Another interesting factor is children. So I traveled here with Terran and his friend, Alex with his Dad, Bob (who also ran the race and did quite well!). In short, these two were a handful which required a lot of attention. I do try to take the last day and the time before the race to really get focused, which I think is a good strategy for me. There was no focusing before this race! And, at one point it looked very much like I would not be able to run it. Both Terran and Alex were registered for the 1km race which happens just before our race. However, as they just could not get their shit together they actually missed the start of their race.

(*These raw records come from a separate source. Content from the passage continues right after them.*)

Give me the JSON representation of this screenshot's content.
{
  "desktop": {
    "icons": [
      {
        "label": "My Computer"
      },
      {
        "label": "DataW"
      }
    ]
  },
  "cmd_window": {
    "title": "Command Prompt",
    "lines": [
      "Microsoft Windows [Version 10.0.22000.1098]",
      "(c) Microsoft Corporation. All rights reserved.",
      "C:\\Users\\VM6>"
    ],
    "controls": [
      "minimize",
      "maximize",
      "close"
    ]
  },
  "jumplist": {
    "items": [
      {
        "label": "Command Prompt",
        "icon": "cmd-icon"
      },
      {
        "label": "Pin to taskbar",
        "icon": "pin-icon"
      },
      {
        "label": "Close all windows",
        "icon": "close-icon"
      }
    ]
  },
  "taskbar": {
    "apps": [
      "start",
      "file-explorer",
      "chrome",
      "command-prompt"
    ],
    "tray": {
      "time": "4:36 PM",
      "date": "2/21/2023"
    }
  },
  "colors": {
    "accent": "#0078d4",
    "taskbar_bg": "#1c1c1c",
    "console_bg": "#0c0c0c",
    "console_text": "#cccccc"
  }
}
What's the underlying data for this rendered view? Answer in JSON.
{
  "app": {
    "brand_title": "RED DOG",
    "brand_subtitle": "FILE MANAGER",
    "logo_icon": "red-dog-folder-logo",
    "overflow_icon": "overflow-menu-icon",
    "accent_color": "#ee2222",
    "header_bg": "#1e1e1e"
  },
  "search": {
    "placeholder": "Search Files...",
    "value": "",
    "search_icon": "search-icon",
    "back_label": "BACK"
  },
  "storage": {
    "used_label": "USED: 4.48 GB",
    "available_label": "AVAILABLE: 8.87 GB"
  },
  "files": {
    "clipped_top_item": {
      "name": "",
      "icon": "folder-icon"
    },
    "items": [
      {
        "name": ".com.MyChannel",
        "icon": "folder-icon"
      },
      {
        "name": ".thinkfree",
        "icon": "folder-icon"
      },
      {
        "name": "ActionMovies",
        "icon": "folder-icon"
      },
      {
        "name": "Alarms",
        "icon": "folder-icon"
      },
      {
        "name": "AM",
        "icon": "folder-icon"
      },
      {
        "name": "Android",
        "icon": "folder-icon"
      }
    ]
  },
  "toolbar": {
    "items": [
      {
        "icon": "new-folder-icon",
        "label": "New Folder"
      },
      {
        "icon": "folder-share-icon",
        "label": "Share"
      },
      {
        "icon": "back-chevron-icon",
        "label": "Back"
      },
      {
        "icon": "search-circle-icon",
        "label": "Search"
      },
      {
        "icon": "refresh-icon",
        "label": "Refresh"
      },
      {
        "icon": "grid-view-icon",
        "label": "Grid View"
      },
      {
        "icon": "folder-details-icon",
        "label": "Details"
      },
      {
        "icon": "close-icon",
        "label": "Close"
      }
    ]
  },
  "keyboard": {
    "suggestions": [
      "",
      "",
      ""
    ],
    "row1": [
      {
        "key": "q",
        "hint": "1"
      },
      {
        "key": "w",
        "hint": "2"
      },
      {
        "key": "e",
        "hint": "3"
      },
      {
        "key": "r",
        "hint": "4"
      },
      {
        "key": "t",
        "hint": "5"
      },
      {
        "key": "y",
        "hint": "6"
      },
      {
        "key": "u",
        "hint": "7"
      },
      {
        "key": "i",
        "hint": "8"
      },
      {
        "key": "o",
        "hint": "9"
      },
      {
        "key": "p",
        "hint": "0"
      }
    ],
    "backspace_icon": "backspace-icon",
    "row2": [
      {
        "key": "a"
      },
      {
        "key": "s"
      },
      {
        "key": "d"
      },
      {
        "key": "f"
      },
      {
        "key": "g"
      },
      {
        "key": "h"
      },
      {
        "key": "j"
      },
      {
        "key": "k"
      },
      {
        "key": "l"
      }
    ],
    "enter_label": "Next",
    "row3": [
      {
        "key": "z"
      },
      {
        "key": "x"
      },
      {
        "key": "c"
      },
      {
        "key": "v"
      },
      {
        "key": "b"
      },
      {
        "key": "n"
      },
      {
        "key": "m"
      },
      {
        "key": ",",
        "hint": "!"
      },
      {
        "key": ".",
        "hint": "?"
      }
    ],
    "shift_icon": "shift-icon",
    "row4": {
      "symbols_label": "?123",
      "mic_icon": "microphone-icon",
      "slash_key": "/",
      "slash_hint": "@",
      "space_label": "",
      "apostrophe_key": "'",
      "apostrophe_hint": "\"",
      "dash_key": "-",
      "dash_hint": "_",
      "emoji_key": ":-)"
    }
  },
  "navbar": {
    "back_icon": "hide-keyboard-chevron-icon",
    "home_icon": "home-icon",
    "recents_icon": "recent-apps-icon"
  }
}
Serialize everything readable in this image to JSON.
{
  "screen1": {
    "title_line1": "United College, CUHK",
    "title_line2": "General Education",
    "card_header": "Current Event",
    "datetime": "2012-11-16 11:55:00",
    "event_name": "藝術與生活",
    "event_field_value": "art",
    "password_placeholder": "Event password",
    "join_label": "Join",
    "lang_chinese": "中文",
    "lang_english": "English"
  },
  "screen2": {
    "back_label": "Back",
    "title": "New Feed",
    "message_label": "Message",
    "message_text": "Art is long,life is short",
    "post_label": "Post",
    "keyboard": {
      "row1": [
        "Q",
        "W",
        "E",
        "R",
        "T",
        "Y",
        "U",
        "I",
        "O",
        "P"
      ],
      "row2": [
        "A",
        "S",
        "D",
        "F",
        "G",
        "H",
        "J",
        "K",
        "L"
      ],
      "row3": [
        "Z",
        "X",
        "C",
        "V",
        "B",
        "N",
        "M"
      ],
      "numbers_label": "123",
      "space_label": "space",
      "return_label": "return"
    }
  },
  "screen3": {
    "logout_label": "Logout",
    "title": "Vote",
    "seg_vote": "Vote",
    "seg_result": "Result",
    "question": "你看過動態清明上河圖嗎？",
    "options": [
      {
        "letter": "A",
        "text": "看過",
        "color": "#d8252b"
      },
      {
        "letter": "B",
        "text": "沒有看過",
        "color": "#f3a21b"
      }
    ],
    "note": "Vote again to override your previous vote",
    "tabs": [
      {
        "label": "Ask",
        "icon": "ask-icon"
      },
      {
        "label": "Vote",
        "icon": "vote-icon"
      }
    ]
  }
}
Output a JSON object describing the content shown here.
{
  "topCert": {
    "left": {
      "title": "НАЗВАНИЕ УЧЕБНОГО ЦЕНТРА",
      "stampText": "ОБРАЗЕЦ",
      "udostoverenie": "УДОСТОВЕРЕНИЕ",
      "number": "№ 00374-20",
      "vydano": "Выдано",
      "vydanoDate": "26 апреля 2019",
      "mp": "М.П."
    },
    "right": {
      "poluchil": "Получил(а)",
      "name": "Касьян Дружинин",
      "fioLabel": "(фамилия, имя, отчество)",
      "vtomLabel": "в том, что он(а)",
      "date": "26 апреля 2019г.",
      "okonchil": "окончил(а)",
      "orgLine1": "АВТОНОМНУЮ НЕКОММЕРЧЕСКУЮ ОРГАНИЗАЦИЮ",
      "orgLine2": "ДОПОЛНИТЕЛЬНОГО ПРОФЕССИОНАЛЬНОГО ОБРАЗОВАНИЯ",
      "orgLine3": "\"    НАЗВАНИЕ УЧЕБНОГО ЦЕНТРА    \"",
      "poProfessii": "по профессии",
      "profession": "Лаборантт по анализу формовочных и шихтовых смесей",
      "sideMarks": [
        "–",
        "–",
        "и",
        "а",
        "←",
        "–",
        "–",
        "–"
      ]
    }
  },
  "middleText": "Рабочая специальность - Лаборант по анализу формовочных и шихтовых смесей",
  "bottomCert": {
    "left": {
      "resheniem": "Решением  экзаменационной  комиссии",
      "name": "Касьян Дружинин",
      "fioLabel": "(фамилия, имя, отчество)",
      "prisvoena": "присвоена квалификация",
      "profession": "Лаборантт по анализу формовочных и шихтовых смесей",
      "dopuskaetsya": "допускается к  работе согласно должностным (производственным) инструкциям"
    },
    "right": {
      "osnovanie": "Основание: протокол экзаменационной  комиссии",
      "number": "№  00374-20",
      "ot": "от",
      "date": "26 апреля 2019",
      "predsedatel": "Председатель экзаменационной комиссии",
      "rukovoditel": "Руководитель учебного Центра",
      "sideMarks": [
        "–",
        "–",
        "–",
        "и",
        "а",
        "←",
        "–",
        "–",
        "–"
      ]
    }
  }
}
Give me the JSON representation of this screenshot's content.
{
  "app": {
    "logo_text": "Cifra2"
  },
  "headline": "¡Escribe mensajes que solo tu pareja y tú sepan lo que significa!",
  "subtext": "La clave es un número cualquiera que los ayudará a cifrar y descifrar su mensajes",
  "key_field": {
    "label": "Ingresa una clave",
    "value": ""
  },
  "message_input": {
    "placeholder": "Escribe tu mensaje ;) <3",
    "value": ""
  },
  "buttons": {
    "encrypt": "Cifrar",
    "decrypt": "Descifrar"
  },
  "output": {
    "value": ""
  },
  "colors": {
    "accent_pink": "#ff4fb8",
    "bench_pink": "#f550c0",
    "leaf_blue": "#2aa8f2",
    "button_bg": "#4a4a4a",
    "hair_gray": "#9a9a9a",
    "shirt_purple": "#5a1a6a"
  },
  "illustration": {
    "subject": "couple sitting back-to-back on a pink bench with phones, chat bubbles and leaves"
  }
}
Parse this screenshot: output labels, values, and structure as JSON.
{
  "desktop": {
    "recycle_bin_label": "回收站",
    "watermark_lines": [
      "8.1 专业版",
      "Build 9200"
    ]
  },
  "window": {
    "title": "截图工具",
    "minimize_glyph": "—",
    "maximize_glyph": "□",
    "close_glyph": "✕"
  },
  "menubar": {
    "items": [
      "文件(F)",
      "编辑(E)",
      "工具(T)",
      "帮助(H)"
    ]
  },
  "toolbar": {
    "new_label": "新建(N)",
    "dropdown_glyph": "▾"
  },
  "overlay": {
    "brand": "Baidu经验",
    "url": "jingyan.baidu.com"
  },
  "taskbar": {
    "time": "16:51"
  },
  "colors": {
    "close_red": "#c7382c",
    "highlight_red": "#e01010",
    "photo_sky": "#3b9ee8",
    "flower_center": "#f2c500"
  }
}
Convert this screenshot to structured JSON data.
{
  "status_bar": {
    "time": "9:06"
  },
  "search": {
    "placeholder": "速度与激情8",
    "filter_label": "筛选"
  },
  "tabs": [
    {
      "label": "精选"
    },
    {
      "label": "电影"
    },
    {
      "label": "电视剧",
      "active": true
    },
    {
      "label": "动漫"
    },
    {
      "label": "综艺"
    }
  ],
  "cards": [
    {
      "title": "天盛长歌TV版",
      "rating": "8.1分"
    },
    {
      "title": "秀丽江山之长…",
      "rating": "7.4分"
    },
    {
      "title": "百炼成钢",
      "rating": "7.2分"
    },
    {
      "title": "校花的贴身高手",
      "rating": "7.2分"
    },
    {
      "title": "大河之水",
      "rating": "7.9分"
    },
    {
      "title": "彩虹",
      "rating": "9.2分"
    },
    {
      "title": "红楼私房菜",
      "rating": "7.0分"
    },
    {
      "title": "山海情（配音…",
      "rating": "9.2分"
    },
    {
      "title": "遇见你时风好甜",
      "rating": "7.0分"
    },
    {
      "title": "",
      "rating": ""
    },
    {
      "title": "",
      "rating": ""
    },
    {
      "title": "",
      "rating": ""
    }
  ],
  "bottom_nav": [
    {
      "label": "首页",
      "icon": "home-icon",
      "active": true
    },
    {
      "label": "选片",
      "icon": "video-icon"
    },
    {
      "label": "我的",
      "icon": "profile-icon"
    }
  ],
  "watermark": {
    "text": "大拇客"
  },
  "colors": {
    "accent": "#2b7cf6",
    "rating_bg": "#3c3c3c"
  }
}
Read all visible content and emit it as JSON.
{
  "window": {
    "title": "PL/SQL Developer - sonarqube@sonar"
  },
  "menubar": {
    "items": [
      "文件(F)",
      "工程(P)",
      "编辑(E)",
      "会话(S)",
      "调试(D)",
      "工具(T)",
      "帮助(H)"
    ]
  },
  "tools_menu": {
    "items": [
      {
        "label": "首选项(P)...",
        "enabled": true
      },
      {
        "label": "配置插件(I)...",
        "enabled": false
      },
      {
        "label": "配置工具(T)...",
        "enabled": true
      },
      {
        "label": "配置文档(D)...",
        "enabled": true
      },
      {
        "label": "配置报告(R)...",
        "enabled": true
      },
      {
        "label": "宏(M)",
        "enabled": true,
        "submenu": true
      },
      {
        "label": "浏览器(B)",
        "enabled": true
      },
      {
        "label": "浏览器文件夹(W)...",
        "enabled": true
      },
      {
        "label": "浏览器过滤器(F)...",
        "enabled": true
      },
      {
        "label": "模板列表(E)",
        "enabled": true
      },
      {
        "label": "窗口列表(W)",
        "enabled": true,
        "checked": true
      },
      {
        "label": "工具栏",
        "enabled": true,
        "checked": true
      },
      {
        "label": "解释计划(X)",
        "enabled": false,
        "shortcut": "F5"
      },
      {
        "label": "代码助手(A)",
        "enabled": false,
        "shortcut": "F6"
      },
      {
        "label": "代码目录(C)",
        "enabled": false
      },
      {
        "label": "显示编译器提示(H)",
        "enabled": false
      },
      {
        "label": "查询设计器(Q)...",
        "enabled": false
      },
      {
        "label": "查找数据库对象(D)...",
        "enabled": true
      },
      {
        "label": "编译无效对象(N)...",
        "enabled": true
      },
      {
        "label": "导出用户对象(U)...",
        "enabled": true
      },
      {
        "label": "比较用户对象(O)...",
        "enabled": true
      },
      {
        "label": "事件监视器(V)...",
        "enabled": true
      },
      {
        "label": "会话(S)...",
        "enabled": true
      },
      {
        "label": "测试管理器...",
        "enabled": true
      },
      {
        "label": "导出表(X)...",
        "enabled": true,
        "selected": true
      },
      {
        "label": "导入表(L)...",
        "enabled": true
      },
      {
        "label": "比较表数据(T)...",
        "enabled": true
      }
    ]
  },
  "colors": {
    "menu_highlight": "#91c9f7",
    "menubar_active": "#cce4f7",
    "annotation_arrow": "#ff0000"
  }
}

They were super bummed so we thought we’d do a mini race with them. While running up Terran slipped and fell and cut hid knee quite badly so I needed to take him to the First aid station. At this point I had actually counted myself out of the race as I didn’t think he would let me leave him. There was a lot of blood so I thought it may have been quite a bad injury. But he turned out to be OK and I was able to make it off to catch the end of the last wave, and thus the wave problem – and the focus problem!


So, I took a bit of a writing break and ended up comparing my Whistler data from last year with this year. In short, I cna see many more drops in pace in this year’s race in positions where I was passing lots of other racers, so really speaks to how much that slowed me down.